The output files should not be read as a pile of separate numbers.

They should be read as layers.

The first layer says:

What happened to expected score?

The second layer says:

How difficult were the choices?

The third layer says:

Who created the difficulty?

The fourth layer says:

Who suffered under it?

The fifth layer says:

Which concrete moves and branches explain it?

That is how the method turns engine output into chess interpretation.
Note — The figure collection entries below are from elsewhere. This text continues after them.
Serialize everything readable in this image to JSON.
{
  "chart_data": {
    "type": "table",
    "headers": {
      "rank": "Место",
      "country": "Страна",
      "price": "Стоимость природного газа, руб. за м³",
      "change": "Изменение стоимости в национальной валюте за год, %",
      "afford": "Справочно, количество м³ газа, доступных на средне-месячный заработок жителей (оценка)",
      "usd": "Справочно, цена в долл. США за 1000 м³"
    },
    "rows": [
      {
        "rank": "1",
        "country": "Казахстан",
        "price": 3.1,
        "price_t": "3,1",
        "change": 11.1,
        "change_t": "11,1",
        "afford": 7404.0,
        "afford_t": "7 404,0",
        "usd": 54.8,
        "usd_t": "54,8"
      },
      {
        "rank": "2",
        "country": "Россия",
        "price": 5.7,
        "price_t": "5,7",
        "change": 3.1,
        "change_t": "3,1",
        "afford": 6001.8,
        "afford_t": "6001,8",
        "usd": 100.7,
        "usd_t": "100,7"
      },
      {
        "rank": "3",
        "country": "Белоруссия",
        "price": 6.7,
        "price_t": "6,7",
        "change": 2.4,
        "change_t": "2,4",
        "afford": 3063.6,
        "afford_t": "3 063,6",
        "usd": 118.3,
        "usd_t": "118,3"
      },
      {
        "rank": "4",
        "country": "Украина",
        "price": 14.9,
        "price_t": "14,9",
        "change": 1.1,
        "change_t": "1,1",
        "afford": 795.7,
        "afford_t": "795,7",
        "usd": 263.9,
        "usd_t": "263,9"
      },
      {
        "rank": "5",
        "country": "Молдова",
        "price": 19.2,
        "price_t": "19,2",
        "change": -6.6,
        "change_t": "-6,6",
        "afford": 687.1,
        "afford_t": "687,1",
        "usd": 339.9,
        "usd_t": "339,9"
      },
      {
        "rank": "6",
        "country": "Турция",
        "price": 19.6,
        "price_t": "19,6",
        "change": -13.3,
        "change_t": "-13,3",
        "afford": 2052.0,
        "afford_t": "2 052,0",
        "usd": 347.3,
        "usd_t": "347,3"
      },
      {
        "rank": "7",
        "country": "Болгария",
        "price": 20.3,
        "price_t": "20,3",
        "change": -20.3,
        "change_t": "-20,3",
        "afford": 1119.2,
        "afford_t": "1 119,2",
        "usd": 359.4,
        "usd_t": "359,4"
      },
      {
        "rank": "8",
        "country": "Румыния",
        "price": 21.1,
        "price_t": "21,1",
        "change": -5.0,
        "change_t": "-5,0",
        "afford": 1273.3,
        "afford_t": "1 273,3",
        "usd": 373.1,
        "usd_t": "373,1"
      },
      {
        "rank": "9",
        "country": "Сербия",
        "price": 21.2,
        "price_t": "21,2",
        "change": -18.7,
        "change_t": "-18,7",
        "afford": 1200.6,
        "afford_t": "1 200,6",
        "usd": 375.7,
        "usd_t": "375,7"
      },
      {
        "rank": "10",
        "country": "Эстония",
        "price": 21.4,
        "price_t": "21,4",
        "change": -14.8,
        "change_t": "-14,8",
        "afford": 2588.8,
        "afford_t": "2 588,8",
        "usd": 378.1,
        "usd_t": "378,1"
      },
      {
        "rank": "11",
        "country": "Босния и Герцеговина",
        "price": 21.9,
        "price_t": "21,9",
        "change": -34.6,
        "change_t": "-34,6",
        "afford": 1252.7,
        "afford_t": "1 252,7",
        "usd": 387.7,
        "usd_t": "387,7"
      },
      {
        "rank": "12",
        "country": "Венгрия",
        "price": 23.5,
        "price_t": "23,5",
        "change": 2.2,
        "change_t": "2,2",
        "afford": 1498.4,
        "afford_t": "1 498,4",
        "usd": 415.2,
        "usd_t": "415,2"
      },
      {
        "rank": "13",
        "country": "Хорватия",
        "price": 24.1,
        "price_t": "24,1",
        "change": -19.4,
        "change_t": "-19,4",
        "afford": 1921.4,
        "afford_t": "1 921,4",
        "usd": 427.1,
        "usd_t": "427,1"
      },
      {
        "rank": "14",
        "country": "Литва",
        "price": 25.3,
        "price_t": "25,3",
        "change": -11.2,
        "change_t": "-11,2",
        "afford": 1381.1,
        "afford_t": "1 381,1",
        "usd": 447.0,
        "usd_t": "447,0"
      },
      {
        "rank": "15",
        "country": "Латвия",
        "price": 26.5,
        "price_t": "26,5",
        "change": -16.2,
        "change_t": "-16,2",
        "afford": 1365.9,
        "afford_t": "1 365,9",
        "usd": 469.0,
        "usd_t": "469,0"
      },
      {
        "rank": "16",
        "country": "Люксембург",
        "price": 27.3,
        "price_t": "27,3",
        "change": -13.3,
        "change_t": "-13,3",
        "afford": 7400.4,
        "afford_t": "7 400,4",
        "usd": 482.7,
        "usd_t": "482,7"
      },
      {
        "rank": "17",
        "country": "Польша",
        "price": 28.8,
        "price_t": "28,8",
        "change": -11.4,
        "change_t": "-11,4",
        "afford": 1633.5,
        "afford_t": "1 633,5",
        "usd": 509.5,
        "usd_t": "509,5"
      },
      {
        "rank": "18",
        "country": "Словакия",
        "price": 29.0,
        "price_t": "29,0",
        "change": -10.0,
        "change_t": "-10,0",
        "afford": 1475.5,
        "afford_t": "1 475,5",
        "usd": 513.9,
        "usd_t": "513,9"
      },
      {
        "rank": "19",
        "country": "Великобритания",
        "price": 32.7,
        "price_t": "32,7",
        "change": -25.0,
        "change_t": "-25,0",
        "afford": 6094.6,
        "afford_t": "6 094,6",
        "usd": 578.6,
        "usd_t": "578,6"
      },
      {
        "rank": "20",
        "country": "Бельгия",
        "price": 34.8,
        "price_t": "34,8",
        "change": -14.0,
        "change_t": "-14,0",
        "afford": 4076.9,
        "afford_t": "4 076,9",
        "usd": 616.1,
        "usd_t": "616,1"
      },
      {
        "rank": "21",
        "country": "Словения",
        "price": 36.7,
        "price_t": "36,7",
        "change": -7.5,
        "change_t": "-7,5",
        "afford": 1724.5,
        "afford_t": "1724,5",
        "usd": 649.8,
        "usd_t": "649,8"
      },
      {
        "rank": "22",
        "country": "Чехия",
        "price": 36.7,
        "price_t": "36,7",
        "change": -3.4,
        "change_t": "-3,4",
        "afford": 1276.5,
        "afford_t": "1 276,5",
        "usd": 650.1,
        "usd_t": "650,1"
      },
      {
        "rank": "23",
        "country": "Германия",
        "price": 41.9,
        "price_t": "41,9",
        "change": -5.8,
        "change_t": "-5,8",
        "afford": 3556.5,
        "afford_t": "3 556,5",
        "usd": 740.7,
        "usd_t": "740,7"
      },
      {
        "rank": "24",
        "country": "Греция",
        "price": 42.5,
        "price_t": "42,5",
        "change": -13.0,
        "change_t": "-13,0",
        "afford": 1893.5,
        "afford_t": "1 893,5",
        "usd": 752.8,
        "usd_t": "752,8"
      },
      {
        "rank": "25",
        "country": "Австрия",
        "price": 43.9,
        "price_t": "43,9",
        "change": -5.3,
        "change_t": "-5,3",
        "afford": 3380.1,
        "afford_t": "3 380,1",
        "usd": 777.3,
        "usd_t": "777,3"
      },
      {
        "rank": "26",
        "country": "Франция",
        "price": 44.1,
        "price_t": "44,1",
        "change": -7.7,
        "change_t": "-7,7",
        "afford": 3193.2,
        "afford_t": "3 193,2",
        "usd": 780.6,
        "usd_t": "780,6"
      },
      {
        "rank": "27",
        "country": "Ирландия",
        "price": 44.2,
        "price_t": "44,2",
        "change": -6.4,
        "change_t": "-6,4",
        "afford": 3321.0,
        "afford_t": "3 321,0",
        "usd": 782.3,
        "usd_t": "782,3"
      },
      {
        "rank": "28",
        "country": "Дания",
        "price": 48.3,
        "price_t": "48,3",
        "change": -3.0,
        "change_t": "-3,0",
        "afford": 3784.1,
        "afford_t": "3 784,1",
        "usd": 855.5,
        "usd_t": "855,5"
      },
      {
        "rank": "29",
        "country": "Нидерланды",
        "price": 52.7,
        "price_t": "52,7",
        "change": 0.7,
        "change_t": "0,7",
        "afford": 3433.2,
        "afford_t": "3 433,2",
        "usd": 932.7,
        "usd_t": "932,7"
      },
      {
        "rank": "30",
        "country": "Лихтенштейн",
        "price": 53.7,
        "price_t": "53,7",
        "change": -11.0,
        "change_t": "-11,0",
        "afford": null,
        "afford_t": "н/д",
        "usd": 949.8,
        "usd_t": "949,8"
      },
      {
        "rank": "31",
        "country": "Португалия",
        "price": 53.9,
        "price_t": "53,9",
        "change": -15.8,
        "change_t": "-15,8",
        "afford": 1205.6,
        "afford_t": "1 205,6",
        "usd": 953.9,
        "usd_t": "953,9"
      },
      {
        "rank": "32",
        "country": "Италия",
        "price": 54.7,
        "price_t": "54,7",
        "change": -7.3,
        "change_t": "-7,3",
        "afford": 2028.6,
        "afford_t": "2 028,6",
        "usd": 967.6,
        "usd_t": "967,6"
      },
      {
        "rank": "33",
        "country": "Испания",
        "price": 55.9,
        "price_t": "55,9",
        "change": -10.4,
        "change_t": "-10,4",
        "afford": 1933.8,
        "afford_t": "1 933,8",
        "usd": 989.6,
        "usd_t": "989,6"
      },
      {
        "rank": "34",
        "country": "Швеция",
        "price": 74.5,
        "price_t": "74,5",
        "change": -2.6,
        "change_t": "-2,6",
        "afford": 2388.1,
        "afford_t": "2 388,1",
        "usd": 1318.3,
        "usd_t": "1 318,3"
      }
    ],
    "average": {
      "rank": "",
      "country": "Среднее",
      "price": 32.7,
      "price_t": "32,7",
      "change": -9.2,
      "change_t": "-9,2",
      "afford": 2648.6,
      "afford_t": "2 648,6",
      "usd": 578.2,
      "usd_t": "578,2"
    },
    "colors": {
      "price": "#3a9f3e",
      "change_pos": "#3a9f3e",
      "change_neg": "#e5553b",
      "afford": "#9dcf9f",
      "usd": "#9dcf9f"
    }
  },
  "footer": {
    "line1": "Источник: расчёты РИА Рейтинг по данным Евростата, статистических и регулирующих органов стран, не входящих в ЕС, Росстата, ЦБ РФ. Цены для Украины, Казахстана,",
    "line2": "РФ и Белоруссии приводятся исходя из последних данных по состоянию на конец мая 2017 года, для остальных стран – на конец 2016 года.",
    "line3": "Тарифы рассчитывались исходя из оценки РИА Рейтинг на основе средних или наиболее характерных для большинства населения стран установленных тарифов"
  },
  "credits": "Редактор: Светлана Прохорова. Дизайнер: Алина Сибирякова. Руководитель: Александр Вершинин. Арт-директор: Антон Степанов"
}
A good article should not merely report:

Player A had 98.3% accuracy.

It should be able to say:

Player A maintained high accuracy while causing more tactical pressure, the opponent’s difficulty-weighted accuracy dropped, and the decisive moments came from log-critical positions where recursive forcing burden combined with real expected-score loss.

Or:

The match had very high recursive CCP-v2 difficulty, but both players solved it well, so the result was decided by small conversion differences rather than one-sided tactical collapse.

Or:

The winner did not cause much more total difficulty, but had much lower Pressure Yield Suffered and converted the opponent’s few mistakes more efficiently.

That is the purpose of reading the files carefully.

The numbers are not the final explanation.

They are a map showing where the explanation should be found.